The Spirit of God MUST NOT BE RESISTED when proffering his help to the work of faith 1/3


  Second Direction.  Take heed of resisting or op­posing the Spirit of God when he offers his help to the work. If ever thou believest, he must enable thee; take heed of opposing him.  Master workmen love not to be controlled.  Now, two ways the Spirit of God may be opposed.  First. When the creature waits not on the Spirit, where he ordinarily works faith.  Second. When the creature, though he attends on him in the way and means, yet controls him in his work.
           First.  Take heed thou opposest not the Spirit by not attending on him in the way and means by which he ordinarily works faith.  Thou knowest where Jesus used to pass, and his Spirit breathe, and that is in the great gospel ordinance—the ministry of the word. Christ’s sheep ordinarily conceive when they are drinking the water of life here.  The hearing of the gospel it is called, Gal. 3:2, ‘The hearing of faith;’ because by hearing the doctrine of faith, the Spirit works the grace of faith in them.  This is the still voice he speaks to the souls of sinners in.  ‘Thine eyes shall see thy teachers: and thine ears shall hear a word behind thee, saying, This is the way, walk ye in it,’ Isa. 30:20.  Here are God and man teaching togeth­er.  Thou canst not neglect man's teaching, but thou resist the Spirit’s also.  It was for some­thing that the apostle placed them so near, I Thes. 5:19, 20.  He bids us ‘quench not the Spirit;’ and in the next words, ‘Despise not prophesyings.’  Surely he would have us know that the Spirit is dangerously quenched when prophesying, or preaching of the gospel, is despised. Now the most notorious way of despising prophesying or preaching, is to is to turn our back off the ordin­ance and not attend on it.  When God sets up the ministry of the word in a place, his Spirit then opens his school, and expects that all who would be taught for heaven should come thither.  O take heed of play­ing the truant, and absenting thyself from the ordin­ance upon any unnecessary occasion, much less of casting off the ordinance.  If he tempts God that would be kept from sin, and yet will not keep out of the circle of the occasion that leads to the sin; then he tempts God as much that would have faith, and pre­tends his desire is that the Spirit should work it, but will not come within the ordinary walk of the Spirit where he doth the work.  Whether it is more fitting that the scholar should wait on his master at school to be taught, or that the master should run after the his truant scholar at play in the field to teach him there, judge you?

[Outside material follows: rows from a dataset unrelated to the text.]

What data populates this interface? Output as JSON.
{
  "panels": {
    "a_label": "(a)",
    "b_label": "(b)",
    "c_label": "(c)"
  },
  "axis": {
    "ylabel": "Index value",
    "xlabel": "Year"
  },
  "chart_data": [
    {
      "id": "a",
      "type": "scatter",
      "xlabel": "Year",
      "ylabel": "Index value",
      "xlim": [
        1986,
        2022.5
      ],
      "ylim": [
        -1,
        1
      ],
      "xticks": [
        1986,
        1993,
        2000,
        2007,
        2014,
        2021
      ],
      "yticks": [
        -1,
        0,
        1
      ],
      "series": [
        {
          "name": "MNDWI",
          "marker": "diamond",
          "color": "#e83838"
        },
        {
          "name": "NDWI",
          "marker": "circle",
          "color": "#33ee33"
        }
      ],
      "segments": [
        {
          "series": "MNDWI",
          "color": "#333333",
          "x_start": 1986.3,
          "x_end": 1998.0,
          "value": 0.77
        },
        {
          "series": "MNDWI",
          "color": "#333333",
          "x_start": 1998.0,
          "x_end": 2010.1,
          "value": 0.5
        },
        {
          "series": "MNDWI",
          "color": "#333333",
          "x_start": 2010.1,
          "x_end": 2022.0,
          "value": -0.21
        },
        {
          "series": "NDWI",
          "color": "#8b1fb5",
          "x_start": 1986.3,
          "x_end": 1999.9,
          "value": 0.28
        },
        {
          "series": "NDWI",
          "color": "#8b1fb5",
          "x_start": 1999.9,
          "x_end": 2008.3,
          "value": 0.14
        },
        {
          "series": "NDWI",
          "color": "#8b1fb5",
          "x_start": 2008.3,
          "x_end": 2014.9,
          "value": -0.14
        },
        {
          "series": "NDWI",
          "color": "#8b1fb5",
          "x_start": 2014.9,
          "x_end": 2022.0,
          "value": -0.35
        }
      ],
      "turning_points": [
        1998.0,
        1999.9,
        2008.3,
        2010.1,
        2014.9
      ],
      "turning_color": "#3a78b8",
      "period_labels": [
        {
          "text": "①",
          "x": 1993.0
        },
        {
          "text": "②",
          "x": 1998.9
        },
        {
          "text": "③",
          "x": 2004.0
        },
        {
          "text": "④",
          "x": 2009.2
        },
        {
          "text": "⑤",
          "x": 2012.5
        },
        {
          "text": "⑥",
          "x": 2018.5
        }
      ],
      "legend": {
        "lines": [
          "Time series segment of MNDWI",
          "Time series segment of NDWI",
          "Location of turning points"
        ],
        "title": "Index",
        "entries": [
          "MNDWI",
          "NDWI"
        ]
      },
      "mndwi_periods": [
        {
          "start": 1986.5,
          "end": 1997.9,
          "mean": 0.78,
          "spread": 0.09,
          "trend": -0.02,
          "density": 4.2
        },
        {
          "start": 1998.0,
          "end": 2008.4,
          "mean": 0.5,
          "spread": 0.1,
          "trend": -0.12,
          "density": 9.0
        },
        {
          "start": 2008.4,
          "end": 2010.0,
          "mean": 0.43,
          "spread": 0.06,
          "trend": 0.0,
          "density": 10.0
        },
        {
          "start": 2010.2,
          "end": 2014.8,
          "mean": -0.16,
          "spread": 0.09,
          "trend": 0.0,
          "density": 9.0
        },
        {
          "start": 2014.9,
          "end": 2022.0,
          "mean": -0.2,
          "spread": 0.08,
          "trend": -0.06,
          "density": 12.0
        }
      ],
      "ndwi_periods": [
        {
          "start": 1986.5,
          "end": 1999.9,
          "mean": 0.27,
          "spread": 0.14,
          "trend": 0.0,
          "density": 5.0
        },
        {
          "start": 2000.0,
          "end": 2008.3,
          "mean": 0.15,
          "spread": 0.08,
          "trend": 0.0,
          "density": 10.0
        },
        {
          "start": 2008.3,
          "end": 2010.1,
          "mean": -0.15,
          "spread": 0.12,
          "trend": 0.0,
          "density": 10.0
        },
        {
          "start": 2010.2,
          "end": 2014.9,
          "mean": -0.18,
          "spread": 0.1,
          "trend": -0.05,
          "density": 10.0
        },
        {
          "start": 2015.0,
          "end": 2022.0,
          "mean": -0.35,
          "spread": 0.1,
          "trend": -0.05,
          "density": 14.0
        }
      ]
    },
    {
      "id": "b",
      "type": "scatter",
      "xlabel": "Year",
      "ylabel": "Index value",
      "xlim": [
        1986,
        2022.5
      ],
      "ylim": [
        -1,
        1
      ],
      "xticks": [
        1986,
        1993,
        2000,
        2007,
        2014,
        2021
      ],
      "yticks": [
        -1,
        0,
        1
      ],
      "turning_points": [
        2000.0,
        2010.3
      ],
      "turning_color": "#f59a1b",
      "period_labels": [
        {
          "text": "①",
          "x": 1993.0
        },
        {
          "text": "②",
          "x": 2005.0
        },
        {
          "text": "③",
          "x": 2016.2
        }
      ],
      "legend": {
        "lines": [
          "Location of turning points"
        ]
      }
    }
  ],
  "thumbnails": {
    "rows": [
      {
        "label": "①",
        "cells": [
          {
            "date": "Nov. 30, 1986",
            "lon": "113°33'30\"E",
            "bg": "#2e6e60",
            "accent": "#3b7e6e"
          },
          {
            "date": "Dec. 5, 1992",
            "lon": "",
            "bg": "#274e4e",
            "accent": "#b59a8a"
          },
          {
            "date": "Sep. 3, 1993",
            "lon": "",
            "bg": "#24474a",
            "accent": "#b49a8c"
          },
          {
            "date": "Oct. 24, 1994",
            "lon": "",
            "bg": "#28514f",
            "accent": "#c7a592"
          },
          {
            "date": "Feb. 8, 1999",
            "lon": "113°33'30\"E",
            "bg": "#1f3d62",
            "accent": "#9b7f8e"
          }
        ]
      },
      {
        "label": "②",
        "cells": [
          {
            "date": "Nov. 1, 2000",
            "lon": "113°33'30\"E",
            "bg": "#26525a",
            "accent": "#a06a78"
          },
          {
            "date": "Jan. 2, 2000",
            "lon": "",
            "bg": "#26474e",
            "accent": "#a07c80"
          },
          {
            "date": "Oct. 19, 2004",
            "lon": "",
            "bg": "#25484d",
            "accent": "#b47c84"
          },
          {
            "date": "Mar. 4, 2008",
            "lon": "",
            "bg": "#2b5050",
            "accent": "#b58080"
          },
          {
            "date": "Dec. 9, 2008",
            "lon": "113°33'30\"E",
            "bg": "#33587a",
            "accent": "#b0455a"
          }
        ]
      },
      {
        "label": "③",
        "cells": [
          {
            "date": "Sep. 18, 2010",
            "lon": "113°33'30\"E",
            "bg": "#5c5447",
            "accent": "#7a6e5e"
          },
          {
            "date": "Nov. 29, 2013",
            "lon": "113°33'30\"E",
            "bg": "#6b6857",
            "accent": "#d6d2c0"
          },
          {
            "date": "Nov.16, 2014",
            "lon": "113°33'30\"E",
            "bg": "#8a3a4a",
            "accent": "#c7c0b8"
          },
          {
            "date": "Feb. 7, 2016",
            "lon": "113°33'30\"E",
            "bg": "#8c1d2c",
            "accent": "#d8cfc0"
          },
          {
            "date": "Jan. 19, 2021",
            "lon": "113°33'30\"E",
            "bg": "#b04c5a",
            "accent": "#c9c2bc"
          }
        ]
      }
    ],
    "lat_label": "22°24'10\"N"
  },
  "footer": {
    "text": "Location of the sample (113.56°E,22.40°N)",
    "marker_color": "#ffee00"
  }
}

           Second.  Take heed that in thy attendance on the word thou dost not control the Spirit in those several steps he takes in thy soul in order to the pro­duction of faith.  Though there are no preparatory works of our own to grace, yet the Holy Spirit hath his preparatory works whereby he disposeth souls to grace.  Observe therefore carefully the gradual ap­proaches he makes by the word to thy soul, for want of complying with him in which he may withdraw in a distaste and leave the work at a sad stand for a time, if not quite give it over, never more to return to it. We read, Acts 7:23, how ‘it came into the heart of Moses to visit his brethren the children of Israel’ —stirred up no doubt by God himself to the journey. There he begins to show his good-will to them, and zeal for them, in slaying an Egyptian that had wronged an Israelite; which, though no great matter towards their full deliverance out of Egypt, yet ‘he supposed’ (it is said, ver. 25) ‘his brethren would have un­derstood,’ by that hint, ‘how that God by his hand would deliver them.’  But they did not comply with him, nay, rather opposed him; and therefore he with­drew, and they hear no more of Moses or their deliv­erance for ‘forty years'’ space, ver. 30.  Thus, may be, the Spirit of God gives thee a visit in an ordinance —directs a word that speaks to thy particular condi­tion.  He would have thee understand by this, sinner, how ready he is to help thee out of thy house of bond­age—thy state of sin and wrath —if now thou wilt hearken to his counsel and kindly entertain his mo­tions.  [But], carry thyself rebelliously now against him, and God knows when thou mayest hear of him again knocking at thy door upon such an errand.